You want them to to pay monthly doctor fees, or sock money that they don’t have away in an HSA? The monthly fee would work for mental health and addiction problems? Do you really believe this shit or is this just how you rationalize wanton affliction of the afflicted?

This is personal. These people they want to hurt are my friends. I’ve been writing about poverty in Appalachia for 10 years. These people have poured their hearts out to me. They suffer constantly. Their lives are marked by endless economic anxiety, barely scratching by, every single day, just to survive.

On a journalist’s salary, I spend at least $100 each month making sure my friends in poverty have food, because it breaks my heart to hear that all they and their kids had to eat the past three days were Ramen noodles and hot dogs.

And these politicians want to rip their health care away? Want to create more stress, more economic anxiety? Want to pretend they can afford to pay monthly fees or to save in a special health account? I can’t even begin to express how vicious and contemptible that is to me. It’s heartless and absolutely shameful.

And along comes U.S. Rep. Jim Renacci, another candidate for governor in Ohio, to double down on the mind-blowing cruelty.

“Medicaid was, in some ways, the driver of this opioid addiction,” Renacci said, in an interview on WAKR radio. “…If [the expansion was] needed, how come 19 states that have not expanded Medicaid are doing better than Ohio? And how come Ohio, who’s the number one state dependent on Medicaid expansion, is also the number one state for opioid overdose and addiction? The numbers and the facts just don’t lie.”

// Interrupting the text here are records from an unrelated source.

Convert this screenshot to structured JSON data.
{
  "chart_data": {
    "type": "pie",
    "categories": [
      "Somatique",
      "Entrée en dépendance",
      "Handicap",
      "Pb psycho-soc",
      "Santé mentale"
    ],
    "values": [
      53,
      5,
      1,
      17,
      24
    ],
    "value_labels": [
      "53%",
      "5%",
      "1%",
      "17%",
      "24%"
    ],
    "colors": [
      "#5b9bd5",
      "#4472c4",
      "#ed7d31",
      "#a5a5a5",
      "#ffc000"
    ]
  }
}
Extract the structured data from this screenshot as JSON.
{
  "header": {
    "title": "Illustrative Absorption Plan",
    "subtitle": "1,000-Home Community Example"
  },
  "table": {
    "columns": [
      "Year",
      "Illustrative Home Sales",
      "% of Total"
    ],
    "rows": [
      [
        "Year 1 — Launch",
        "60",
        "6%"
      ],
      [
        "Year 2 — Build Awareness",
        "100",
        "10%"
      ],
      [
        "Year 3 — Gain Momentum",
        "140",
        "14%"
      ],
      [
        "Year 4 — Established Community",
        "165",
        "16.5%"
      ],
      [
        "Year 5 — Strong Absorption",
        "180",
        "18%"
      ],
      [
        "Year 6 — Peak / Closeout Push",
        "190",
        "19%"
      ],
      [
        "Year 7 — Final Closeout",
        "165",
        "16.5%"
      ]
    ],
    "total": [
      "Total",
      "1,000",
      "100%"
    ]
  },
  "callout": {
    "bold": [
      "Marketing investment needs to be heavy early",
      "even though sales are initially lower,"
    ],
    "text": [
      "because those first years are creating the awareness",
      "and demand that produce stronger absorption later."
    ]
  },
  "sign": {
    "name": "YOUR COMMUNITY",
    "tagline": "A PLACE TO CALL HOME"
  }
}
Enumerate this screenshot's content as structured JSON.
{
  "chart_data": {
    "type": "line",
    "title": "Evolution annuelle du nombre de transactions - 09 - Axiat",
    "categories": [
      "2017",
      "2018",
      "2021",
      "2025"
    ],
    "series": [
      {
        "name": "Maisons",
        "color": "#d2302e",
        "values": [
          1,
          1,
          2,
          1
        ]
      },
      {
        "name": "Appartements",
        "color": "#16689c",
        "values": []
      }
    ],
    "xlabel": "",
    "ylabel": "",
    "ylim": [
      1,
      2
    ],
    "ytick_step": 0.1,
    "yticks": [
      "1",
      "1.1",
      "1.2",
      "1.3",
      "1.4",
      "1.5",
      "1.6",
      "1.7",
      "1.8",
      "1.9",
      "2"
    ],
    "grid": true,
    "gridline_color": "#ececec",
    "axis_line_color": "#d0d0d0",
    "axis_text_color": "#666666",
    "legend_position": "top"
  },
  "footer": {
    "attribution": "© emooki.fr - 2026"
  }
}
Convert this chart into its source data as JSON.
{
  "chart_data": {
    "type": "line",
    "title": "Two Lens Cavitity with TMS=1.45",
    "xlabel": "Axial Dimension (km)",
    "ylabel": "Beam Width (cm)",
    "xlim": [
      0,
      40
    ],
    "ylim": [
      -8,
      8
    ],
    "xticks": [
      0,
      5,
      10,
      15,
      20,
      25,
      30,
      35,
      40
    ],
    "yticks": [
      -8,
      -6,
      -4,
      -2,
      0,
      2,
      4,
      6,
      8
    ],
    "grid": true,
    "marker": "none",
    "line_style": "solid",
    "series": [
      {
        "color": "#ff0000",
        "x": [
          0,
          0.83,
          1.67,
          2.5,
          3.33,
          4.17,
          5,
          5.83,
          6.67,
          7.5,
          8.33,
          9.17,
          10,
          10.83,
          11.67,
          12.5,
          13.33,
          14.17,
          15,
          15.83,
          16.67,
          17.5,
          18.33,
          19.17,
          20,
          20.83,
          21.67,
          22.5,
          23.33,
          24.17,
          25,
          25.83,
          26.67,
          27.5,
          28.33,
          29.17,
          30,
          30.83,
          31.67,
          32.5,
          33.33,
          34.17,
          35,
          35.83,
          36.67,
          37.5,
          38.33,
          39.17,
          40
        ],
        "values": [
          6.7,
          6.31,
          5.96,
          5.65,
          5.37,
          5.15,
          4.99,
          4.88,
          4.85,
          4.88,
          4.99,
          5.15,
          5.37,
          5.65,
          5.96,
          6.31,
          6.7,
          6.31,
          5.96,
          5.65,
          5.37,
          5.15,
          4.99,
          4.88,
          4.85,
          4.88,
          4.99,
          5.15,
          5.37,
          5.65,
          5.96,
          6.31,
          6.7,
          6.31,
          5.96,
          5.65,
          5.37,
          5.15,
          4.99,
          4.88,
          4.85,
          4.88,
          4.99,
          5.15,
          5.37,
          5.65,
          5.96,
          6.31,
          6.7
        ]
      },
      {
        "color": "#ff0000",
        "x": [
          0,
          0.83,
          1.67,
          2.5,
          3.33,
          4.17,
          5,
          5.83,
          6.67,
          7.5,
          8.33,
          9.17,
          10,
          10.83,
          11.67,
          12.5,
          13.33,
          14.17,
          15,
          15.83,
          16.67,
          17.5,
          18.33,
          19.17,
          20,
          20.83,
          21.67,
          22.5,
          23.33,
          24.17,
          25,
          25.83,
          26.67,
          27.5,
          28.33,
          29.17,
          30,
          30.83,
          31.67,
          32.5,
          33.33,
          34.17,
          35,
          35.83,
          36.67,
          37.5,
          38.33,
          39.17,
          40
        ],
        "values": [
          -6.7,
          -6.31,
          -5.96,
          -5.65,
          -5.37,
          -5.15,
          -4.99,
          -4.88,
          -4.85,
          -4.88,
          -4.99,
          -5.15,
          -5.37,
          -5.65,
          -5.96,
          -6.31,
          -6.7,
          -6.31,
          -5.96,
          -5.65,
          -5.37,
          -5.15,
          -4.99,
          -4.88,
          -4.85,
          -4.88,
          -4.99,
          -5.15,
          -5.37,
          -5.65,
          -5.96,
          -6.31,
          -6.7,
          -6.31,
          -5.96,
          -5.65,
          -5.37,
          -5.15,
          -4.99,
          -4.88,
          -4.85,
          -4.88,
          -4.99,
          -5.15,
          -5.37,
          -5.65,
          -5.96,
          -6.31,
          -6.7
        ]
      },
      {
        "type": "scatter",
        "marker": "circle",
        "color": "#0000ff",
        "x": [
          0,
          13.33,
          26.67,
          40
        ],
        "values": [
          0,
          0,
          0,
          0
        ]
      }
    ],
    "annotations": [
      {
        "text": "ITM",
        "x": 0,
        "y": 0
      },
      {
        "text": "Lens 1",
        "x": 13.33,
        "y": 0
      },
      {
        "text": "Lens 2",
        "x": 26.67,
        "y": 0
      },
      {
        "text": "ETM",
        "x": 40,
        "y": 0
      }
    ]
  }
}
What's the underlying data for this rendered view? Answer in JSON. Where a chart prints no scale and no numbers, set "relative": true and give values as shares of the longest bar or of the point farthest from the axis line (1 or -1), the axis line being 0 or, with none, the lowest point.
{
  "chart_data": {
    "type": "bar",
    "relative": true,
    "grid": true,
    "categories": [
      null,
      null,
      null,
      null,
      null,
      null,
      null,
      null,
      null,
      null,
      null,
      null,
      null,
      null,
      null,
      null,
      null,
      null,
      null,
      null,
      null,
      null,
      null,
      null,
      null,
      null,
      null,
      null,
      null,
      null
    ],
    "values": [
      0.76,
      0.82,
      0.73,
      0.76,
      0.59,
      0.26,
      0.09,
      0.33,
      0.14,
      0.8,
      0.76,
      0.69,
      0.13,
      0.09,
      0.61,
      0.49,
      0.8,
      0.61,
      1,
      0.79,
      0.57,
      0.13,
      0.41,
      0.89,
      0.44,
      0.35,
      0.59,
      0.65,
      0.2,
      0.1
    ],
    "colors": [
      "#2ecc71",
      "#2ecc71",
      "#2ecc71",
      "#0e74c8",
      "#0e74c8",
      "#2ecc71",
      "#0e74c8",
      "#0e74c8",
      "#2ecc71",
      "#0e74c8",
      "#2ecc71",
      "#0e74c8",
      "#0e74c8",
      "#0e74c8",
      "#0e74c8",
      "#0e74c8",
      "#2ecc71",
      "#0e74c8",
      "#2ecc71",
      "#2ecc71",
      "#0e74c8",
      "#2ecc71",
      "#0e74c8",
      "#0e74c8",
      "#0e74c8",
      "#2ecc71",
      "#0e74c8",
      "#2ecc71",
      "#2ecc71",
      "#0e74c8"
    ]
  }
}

This is one of the more mendacious pieces of absolutely wicked bullshit I’ve seen from an Ohio politician in some time.

The driver of opioid addiction is your insane economic policies that leave millions of Americans stuck in the ditch, desperate and hopeless, with no more fucks to give. The driver of opioid addiction is your allowing pharmaceutical companies to prey on American health care consumers. The driver of opioid addiction is a maliciously conceived and failed drug war that has left now both rural and urban America vulnerable and devastated. The driver of opioid addiction is the neglectful lack of treatment and wraparound services for those whose lives are stuck in this hell because politicians like you only care about the lives of people who are well-off.

This is the forgotten America, and they’ve been forgotten by you. And now you want to blame the victim and hurt them more.